1. Enter the following to bring up our default server file:

sudo nano /etc/nginx/sites-available/default

2. Once you have updated the IP’s in the server file, you will need to add the external IP to your trusted IP list and make sure Owncloud doesn’t overwrite it. To do this open up the Owncloud config file and enter:

sudo nano /var/www/owncloud/config/config.php

3. In here add a new item to the trusted domains array (This will be your external IP address). Your new entry should look something like this (x are just placeholders).

1 => 'xxx.xxx.xxx.xxx',

4. Finally update the URL of the overwrite.cli.url line to your IP Address. It should look something like this.

'overwrite.cli.url' => 'https://xxx.xxx.xxx.xxx',

5. Once done, restart the Nginx service by entering the following:

sudo service nginx restart

Setting Up Raspberry Pi Port Forwarding

Raspberry Pi port forwarding is a method where can allow external access to the Pi. To do this, we will need to change some settings on the router.

All routers are different but I will try and make this as generic as possible however there could still be a lot of differences between these instructions and your router. The router I am using for this tutorial is the TP-Link or Telekom wireless dual band gigabit router.

1. On a computer that is connected to the local network, connect to the router admin page via a web browser.

A router IP typically is 192.168.1.1 or 192.168.1.254

Once you go to the IP you’re might like to get a certificate error, add this to your exception list as it will be safe to proceed.

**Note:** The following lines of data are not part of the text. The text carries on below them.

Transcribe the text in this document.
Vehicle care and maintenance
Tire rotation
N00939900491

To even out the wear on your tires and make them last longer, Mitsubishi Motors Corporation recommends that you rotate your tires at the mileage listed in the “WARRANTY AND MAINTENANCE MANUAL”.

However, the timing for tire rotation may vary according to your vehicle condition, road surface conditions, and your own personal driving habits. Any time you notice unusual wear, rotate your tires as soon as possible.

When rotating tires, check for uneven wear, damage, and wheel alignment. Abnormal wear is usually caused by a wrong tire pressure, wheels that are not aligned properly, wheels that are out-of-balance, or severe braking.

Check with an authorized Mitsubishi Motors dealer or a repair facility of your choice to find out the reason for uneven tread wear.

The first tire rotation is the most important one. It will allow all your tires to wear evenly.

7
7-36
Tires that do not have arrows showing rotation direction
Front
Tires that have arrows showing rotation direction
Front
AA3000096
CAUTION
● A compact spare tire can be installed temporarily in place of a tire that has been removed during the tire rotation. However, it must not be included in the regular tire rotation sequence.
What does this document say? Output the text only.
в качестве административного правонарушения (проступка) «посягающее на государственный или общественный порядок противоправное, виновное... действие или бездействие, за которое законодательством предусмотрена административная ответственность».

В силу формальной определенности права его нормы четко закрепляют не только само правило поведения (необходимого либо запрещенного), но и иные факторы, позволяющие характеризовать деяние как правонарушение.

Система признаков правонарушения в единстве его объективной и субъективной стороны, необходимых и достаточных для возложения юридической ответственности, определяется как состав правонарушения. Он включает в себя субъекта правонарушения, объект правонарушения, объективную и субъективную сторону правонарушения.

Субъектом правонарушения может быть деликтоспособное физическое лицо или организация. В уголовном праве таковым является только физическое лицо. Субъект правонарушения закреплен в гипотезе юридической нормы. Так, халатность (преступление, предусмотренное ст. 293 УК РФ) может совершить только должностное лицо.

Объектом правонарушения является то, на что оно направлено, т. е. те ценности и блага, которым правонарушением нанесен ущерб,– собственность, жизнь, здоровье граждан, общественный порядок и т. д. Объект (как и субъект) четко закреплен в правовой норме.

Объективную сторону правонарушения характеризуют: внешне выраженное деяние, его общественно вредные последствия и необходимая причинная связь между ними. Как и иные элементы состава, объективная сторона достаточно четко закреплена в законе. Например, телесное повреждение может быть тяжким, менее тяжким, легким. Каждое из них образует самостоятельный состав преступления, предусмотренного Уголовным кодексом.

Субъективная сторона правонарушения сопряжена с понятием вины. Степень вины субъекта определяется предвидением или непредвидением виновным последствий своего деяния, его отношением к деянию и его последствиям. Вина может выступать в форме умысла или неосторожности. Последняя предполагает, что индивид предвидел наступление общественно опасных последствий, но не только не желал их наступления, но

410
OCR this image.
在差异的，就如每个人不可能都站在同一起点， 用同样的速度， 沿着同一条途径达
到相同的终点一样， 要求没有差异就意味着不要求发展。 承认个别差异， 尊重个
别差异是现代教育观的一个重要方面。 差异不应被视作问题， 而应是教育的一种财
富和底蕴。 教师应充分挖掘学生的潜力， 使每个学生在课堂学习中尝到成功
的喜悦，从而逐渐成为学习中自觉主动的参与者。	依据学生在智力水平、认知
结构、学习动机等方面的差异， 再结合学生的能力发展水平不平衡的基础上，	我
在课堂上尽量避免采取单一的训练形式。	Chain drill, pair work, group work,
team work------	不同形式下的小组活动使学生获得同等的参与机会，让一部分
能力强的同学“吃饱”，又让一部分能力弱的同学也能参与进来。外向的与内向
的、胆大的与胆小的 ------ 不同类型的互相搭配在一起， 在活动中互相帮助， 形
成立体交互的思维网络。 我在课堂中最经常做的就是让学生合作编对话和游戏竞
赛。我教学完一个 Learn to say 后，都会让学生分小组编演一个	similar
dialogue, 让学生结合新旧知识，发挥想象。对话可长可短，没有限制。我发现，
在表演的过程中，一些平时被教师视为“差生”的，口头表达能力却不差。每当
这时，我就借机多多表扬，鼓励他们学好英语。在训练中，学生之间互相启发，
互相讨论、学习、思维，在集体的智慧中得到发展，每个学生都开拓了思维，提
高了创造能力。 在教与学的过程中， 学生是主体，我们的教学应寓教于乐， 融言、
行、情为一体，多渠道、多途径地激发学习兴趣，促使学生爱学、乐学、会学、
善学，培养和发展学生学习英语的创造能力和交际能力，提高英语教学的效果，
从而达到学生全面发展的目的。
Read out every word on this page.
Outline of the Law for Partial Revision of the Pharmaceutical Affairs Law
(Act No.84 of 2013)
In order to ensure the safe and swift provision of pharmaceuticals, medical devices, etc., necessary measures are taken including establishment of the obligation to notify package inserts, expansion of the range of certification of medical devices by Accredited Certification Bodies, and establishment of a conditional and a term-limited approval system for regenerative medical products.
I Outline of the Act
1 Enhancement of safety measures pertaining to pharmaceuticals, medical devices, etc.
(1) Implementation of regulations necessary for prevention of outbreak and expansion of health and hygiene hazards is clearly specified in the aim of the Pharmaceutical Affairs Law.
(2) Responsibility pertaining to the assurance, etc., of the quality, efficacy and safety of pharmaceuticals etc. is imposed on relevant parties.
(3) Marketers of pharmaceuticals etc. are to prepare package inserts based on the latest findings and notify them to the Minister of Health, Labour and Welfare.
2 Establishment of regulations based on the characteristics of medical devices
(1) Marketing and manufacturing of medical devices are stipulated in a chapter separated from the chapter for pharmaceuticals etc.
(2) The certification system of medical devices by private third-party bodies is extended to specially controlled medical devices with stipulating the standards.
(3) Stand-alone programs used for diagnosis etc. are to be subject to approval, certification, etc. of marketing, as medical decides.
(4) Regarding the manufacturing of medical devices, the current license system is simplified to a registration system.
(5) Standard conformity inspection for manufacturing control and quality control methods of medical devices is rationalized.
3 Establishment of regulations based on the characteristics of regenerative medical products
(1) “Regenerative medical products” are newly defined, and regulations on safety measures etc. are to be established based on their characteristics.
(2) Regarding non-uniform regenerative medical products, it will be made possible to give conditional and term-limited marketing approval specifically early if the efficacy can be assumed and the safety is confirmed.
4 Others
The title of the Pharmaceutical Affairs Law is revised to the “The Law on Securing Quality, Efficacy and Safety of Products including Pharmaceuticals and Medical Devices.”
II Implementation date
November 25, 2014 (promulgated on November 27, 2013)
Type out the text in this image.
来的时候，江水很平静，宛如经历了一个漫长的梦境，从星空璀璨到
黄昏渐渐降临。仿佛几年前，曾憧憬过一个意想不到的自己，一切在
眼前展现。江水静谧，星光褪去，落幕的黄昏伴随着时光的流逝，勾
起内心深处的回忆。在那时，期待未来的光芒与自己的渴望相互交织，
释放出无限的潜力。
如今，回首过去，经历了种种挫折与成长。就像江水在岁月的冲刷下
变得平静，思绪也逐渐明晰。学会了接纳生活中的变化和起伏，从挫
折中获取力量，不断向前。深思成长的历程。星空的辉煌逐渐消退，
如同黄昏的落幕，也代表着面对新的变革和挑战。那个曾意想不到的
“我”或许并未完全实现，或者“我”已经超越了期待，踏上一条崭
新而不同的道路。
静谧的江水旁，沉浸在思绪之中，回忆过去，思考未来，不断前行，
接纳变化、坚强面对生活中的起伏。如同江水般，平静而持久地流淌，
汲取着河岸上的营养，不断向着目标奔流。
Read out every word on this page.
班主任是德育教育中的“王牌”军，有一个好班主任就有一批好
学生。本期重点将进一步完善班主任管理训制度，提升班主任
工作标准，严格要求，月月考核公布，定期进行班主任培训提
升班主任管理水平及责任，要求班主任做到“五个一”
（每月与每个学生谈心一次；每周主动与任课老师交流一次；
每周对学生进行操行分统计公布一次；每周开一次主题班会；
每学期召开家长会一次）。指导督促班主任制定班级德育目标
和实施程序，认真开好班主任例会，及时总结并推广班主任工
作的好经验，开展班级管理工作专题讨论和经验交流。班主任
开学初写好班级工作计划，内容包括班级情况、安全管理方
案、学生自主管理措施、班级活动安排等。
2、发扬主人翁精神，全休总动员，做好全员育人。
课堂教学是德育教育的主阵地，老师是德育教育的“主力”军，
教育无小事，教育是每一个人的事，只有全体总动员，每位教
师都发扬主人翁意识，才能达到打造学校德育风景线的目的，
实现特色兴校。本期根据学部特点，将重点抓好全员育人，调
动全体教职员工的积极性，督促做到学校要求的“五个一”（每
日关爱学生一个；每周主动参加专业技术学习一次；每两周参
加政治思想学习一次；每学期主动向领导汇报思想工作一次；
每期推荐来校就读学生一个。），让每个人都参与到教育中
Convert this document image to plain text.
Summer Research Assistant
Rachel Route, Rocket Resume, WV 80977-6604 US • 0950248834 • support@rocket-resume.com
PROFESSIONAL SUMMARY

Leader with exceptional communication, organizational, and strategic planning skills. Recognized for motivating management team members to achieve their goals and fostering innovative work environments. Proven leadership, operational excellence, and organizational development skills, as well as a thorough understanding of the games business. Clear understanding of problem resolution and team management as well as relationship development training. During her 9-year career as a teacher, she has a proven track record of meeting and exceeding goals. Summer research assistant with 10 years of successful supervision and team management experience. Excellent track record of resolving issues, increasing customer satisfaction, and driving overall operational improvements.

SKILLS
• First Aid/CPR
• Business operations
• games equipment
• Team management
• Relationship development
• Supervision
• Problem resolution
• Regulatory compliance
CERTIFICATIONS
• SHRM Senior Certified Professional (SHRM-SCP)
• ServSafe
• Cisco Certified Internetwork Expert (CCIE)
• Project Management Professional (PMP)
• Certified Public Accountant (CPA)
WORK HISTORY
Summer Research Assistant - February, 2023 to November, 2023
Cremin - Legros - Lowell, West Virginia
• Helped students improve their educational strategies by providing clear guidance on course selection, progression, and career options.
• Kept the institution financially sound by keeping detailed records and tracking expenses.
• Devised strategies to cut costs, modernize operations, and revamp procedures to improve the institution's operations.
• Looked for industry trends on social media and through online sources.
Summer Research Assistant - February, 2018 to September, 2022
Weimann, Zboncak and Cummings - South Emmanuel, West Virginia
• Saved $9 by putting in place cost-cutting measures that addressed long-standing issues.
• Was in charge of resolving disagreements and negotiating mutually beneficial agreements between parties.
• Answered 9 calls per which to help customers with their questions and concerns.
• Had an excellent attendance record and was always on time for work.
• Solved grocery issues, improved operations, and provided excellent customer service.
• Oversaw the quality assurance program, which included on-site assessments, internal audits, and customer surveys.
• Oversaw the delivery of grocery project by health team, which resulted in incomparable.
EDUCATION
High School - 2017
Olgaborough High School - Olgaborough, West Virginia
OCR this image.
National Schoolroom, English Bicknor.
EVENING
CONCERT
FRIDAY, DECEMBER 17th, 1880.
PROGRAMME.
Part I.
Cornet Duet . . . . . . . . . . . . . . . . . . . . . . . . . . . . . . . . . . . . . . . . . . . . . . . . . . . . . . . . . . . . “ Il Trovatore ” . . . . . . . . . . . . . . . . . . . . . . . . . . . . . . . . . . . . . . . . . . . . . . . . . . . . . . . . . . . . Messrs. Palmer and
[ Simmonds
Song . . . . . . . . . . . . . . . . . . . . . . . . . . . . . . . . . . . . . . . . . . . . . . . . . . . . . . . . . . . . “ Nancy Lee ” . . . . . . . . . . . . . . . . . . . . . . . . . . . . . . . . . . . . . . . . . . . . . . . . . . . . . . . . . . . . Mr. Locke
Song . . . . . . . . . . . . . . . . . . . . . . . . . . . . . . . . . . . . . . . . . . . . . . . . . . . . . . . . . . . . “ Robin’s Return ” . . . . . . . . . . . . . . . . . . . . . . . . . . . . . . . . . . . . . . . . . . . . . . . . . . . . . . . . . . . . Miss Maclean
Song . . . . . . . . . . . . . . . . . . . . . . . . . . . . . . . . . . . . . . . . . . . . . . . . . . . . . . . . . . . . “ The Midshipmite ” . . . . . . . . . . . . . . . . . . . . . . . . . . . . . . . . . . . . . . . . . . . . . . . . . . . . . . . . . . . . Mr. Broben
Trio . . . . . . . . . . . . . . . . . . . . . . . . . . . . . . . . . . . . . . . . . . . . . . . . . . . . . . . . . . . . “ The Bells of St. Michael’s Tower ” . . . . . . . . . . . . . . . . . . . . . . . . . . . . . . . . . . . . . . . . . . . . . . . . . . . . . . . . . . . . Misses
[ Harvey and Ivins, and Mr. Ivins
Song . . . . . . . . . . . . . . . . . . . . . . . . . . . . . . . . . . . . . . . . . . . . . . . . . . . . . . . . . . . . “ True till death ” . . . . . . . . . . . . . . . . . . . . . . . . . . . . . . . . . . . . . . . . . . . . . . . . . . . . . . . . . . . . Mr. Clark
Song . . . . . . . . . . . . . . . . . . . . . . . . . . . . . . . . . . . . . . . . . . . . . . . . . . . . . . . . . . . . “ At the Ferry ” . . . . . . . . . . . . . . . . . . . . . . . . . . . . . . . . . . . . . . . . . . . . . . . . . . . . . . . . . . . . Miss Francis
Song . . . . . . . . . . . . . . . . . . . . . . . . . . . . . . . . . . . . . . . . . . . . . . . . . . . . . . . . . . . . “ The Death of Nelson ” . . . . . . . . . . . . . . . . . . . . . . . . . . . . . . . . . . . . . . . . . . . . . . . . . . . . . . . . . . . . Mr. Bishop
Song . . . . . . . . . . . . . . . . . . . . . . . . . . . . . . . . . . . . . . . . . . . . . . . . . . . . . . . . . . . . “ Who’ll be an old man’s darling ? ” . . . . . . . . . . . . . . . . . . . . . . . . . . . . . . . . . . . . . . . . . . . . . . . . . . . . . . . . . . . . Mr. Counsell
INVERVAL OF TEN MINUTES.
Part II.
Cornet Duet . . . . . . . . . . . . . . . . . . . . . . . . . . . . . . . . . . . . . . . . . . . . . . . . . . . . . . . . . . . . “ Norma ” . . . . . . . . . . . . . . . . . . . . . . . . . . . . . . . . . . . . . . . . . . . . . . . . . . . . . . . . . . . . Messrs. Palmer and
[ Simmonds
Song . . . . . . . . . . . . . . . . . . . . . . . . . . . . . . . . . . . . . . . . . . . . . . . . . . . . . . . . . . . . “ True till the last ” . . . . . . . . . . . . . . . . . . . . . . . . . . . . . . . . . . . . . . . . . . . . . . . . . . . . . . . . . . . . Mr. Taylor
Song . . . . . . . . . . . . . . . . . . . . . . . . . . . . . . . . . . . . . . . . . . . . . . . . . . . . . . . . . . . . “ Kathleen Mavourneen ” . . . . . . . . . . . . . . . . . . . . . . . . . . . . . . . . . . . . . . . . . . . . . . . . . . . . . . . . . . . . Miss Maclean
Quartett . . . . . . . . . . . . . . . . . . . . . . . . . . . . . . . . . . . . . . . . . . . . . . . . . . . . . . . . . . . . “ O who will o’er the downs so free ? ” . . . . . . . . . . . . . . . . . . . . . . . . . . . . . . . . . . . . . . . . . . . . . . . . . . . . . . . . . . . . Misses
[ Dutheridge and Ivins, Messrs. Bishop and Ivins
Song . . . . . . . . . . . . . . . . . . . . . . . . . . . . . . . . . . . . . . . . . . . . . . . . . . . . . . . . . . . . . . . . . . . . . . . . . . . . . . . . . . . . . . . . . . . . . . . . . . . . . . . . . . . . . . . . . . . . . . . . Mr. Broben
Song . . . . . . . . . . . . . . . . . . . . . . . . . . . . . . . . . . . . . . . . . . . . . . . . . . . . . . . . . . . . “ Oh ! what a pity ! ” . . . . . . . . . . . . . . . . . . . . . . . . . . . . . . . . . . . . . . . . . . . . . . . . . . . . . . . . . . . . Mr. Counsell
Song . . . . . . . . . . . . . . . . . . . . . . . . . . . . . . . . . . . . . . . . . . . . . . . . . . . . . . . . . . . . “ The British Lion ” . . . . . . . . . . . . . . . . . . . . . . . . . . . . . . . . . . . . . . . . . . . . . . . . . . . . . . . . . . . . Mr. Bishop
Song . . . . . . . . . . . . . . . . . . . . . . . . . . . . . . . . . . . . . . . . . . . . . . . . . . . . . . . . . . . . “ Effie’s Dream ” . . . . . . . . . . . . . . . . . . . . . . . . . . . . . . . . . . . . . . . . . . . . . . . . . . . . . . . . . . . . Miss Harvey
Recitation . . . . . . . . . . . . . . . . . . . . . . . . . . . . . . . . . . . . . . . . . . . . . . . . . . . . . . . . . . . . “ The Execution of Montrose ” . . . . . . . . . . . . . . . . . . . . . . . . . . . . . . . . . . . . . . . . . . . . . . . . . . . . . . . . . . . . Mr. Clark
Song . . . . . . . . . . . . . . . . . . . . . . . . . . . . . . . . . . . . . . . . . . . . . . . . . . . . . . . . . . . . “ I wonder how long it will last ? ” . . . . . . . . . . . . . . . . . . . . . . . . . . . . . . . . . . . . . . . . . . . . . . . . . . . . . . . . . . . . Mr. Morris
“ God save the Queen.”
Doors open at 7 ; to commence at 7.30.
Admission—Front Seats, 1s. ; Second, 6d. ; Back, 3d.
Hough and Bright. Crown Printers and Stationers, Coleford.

On Chrome, you click the Show advanced button, then click “Proceed to [YOURPISIPADDRESS] (unsafe)”.

2. Enter the username and password for the router.

TP-Link

In the router admin page head to forwarding->virtual server.

On this page enter the following:

Service Port: This is the external port. (80)
IP Address: This is the IP of the Pi. (use hostname -I)
Internal Port: Set this to Pi’s application port. (A web server runs on port 80 for example)
Protocol: Set this to ALL unless specified or TCP - UDP.
Status: Set this to Enabled.

Telekom

In the router admin page head to Access Control->Port Forwarding->Add Rule.

On this page enter the following:

Custom service name: What name do you want (Raspberry)
Service: Other
External host: You don’t have to type nothing (*)
Internal host: This is the IP of the Pi. (use hostname -I)
Protocol: TCP - UDP
External Port: 80
Internal Port: 80

3. These settings will route traffic destined for the port specified to the port on the Raspberry Pi.

4. You should now be able to connect to the application on the Raspberry Pi outside your network. Connect from other PCs on lan using the hostname -I:80 address.